We’re trying to work with everyone to make sure that, look, you were admitted and we want you to come here and we will work with you to make sure that that’s possible. We’re spending more on financial aid than anything else except for salaries for faculty and staff. I mean, that is the number two largest line item and it has grown fast. Only part of our budget right now is financial aid; we can’t do enough as far as I’m concerned.

How the University is Using Its Fundraising

“Through all of this, our fundraising has been strong.”

I’m also happy to say that through all of this, our fundraising has been strong. We’re about $100 million dollars away from completing our $750 million-dollar campaign. Research has been strong and we continue to get good support from our governmental sources, particularly for St. Christopher’s Hospital for Children, which we’re the co-owner of. We benefited from an allocation from the federal government. What we’re trying to do is to stay as flexible and as liquid as possible, while everything sort of swirls around us.

The $750 million-dollar campaign is almost exclusively focused on endowment gifts for scholarships, support, faculty. It’s not capital expenditures… Mostly of our new campus buildings are being built and paid for by third-party developers, and that’s helping us with the capital side so we can focus our philanthropy on people, basically access for students and excellence for faculty teaching and research. That has really helped a lot. That’s given us additional funds and additional flexibility that we need right now.

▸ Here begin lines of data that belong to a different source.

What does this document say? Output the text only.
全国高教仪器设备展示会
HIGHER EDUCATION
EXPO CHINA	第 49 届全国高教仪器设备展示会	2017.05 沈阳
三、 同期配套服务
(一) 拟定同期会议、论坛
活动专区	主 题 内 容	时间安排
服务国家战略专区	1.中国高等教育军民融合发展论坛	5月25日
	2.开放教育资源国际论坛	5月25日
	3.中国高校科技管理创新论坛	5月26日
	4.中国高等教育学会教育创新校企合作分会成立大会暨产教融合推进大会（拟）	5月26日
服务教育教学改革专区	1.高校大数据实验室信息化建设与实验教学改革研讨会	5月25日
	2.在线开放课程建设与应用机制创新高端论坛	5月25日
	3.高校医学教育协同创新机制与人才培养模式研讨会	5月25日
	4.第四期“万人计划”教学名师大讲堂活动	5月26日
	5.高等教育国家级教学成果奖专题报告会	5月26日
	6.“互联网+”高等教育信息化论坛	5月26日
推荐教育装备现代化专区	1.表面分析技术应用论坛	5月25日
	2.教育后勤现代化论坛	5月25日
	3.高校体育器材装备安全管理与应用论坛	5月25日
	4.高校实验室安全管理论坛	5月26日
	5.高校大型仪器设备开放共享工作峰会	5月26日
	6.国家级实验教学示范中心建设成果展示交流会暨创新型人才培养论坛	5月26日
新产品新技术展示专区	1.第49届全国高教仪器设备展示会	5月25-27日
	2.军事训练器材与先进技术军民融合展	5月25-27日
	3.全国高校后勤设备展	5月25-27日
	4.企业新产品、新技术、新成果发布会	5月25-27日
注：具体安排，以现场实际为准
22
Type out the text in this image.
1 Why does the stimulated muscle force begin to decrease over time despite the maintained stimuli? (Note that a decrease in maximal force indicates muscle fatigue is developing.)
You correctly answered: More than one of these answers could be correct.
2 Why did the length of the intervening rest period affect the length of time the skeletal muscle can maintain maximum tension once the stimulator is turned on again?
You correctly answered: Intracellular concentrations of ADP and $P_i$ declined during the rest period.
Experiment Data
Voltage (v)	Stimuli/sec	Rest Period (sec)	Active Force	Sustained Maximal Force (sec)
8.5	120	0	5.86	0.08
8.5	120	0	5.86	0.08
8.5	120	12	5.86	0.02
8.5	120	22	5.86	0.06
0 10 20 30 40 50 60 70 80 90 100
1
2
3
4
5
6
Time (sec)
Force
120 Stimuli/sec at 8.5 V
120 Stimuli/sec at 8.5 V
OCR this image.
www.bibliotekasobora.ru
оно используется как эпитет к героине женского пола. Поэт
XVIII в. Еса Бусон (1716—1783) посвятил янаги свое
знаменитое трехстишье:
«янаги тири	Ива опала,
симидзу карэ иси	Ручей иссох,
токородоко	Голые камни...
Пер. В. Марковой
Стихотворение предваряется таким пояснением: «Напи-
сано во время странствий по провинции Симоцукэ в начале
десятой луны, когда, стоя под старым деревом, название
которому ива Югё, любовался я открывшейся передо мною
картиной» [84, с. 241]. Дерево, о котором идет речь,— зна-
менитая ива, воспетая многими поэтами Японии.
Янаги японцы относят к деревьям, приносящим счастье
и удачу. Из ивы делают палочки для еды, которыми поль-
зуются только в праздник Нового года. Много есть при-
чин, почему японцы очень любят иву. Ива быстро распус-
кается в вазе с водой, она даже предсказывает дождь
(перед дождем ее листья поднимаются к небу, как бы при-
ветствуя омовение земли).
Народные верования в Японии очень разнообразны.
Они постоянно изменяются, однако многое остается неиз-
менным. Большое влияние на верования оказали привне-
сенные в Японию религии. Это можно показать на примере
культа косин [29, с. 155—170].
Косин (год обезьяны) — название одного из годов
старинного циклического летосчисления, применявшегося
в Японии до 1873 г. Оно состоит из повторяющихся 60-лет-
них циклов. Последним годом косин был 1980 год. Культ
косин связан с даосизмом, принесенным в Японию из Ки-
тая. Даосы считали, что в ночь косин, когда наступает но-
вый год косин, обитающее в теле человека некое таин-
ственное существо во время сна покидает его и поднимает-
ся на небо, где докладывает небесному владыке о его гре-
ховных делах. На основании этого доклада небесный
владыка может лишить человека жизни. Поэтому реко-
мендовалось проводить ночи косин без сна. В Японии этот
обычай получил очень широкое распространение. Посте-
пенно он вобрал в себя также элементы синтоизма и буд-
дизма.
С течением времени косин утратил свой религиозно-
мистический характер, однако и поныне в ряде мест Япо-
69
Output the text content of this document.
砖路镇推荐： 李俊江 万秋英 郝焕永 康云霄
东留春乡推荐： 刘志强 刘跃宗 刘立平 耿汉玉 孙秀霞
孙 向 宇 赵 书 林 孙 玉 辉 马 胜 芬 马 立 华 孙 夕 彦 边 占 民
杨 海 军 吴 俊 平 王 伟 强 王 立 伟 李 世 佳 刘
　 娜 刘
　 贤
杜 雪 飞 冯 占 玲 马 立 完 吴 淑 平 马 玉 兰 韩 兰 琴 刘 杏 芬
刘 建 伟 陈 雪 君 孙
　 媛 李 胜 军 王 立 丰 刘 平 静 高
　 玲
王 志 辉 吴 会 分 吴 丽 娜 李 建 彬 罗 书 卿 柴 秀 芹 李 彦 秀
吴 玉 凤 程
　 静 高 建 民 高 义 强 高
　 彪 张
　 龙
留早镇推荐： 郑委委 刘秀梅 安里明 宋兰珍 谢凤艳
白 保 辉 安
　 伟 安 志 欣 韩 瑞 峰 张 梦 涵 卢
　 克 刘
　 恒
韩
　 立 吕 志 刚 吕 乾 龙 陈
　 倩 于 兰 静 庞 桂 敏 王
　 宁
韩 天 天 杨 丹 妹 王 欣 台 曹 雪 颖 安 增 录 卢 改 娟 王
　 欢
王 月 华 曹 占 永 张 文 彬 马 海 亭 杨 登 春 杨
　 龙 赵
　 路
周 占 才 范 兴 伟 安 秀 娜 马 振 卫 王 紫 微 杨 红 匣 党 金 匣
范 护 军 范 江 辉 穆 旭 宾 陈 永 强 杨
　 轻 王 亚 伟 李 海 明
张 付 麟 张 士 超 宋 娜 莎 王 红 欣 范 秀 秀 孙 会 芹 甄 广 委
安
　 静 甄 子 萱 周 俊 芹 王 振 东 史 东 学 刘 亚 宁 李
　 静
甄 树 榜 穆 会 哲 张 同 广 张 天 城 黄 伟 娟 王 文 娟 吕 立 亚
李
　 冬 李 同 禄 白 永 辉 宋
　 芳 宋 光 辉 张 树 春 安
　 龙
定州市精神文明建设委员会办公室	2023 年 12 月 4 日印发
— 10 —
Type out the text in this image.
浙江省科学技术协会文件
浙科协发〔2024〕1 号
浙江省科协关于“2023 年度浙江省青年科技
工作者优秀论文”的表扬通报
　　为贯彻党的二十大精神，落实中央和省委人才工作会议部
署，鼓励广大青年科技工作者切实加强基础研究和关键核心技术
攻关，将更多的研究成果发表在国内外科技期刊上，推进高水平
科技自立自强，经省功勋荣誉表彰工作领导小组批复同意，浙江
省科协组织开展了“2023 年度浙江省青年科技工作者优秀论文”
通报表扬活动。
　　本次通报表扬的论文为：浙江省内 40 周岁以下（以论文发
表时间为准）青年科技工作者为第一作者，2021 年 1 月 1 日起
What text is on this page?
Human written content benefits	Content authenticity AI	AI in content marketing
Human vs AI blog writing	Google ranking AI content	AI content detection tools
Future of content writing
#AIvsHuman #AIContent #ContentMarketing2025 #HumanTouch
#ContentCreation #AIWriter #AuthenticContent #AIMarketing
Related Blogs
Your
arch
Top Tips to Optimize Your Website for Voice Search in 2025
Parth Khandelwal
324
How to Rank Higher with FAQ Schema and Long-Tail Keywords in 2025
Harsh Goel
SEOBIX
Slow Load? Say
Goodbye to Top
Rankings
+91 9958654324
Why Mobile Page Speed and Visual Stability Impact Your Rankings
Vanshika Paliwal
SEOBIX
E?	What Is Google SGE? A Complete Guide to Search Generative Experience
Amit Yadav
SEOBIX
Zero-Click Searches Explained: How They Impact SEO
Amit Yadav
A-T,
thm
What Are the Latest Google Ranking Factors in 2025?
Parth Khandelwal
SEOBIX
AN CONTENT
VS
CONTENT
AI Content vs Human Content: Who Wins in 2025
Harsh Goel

In our philanthropy and in our conversations with donors, we talk about making sure that students have an opportunity to come here, but also then allow themselves to be put into situations where they’re trying things out that are working, they’re volunteering, they’re civically engaged. We just celebrated the 100th anniversary of the co-op program, but our experiential model is about the most contemporary type of education that you can have.

I think it also resonates with people philanthropically that we started online, we started granting online degrees in 1999. So we’ve been at this for 20 years. Going online is not new to us. It wasn’t as much of a pivot for us. There was a lot of experience among our faculty in this kind of teaching. People also look at that as not only contemporary, but also accessible, because many of the people who attend Drexel are working full-time. That has always been our tradition, is that people work and they go to school and they go back and forth. Our goal, particularly during this time, is to make that as frictionless as possible.